Alignment fine-tuning specifically targetting SA (e.g., RLHF adding permission-aware reward signals) has not been explored.
The Lying scenario only uses basic adversarial methods without introducing low-resource language attacks or automated prompt injection.
The end-to-end SA performance of the RAG system has not been evaluated (data is currently put directly into the prompt).

vs SudoLM (Liu et al. 2024): SudoLM uses a static sudo key to achieve binary public/private partitioning, supporting only a single authentication scenario.
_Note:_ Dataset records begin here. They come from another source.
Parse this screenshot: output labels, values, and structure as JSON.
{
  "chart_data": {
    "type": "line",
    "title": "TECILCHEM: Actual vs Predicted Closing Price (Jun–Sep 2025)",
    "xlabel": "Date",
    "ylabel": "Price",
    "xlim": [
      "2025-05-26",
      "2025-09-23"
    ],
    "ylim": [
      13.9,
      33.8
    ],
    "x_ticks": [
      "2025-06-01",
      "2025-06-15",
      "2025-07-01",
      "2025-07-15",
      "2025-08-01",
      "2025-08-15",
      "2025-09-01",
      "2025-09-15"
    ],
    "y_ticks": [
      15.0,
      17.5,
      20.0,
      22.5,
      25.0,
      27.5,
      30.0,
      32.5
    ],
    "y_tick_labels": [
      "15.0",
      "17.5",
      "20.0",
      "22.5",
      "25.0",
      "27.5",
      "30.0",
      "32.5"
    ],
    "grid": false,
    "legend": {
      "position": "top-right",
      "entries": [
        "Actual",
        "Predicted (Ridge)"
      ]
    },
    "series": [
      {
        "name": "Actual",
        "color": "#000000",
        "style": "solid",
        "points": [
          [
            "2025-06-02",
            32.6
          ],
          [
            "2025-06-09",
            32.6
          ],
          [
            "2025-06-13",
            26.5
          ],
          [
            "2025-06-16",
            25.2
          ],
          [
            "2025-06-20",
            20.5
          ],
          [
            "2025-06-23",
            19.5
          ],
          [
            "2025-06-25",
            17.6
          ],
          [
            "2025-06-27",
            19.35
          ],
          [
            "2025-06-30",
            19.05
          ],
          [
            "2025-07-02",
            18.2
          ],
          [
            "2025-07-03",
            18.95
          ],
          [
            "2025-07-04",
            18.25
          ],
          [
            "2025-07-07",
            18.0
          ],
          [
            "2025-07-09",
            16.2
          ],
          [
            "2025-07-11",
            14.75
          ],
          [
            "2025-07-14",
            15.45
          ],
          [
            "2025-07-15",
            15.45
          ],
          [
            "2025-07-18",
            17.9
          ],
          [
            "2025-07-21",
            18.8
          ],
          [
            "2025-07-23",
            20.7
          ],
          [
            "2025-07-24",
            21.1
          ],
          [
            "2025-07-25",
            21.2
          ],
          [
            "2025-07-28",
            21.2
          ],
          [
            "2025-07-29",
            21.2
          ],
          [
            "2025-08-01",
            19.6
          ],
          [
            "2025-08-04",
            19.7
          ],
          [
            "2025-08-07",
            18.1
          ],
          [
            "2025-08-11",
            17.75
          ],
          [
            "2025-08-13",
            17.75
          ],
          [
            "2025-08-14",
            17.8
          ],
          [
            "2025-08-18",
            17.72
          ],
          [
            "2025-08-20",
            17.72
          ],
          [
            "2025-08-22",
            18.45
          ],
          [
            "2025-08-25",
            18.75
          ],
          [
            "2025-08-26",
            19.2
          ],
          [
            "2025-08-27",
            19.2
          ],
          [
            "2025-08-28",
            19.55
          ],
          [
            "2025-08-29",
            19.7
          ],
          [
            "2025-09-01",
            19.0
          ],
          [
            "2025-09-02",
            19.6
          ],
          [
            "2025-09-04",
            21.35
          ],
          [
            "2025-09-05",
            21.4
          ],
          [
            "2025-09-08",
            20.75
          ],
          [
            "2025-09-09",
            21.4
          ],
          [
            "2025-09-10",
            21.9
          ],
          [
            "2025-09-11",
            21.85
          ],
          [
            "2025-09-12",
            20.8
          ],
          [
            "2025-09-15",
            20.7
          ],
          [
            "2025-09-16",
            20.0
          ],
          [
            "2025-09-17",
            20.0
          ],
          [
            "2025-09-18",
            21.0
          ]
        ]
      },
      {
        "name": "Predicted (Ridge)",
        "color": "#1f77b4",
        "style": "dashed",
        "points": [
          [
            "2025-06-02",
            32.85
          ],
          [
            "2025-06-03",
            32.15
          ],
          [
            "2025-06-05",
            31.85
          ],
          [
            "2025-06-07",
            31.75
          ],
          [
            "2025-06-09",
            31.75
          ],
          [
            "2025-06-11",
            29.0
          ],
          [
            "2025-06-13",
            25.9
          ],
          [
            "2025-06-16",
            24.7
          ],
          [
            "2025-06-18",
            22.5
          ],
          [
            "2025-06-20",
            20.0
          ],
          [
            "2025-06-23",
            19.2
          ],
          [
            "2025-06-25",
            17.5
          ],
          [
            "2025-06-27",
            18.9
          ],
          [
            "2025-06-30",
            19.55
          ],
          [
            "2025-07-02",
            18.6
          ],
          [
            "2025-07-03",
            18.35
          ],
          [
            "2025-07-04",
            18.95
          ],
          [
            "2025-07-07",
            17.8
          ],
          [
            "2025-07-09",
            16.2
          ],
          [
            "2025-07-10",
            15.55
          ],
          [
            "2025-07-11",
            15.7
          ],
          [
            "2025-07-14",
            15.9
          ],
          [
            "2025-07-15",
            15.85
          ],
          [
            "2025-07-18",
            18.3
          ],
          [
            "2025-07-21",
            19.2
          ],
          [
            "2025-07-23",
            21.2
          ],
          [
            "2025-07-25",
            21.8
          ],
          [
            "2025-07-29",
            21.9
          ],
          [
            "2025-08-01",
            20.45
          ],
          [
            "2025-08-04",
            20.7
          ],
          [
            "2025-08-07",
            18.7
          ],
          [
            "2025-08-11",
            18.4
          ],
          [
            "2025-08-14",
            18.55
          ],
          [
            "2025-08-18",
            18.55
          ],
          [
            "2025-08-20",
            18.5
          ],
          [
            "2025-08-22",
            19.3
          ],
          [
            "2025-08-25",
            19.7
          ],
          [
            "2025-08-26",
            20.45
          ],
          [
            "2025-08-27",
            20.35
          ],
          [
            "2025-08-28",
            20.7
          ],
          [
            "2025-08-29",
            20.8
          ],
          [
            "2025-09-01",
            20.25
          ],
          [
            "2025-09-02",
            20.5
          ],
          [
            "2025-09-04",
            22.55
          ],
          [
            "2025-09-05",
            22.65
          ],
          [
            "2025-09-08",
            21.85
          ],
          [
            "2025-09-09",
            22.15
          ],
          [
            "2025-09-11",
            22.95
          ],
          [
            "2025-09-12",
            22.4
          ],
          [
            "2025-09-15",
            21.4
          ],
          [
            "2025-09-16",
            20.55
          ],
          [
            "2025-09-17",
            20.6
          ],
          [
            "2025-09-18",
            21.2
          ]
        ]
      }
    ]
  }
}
In contrast, Access Denied Inc supports multi-role, fine-grained, field-level permissions.
vs Safety Benchmarks (JailbreakBench, HarmBench): These focus on defense against generating harmful content, whereas SA focuses on "providing the right data to the right people."
vs Zeng et al. (2024) Risk Taxonomy: Among the 314 risk categories, the most relevant are confidentiality and privacy violations, but the core features of SA (access permission enforcement and selective information distribution) are not fully covered.
Insight: Deploying LLMs in enterprise scenarios requires moving beyond the safety dimension of "harmfulness"—permission awareness is a highly demanded but severely neglected capability.

Rating¶

⭐⭐⭐⭐ (4/5)

Novelty ⭐⭐⭐⭐⭐: Defines the SA problem and constructs the evaluation framework for the first time; clear definition, critical problem.
Experimental Thoroughness ⭐⭐⭐⭐: 7 models + 6 features + 2 special scenarios, but only in tabular data format.
Writing Quality ⭐⭐⭐⭐: Complete formal definitions, in-depth experimental analysis, insightful failure mode classification.
Value ⭐⭐⭐⭐: The framework is reusable and exposes real risks, but lacks solutions.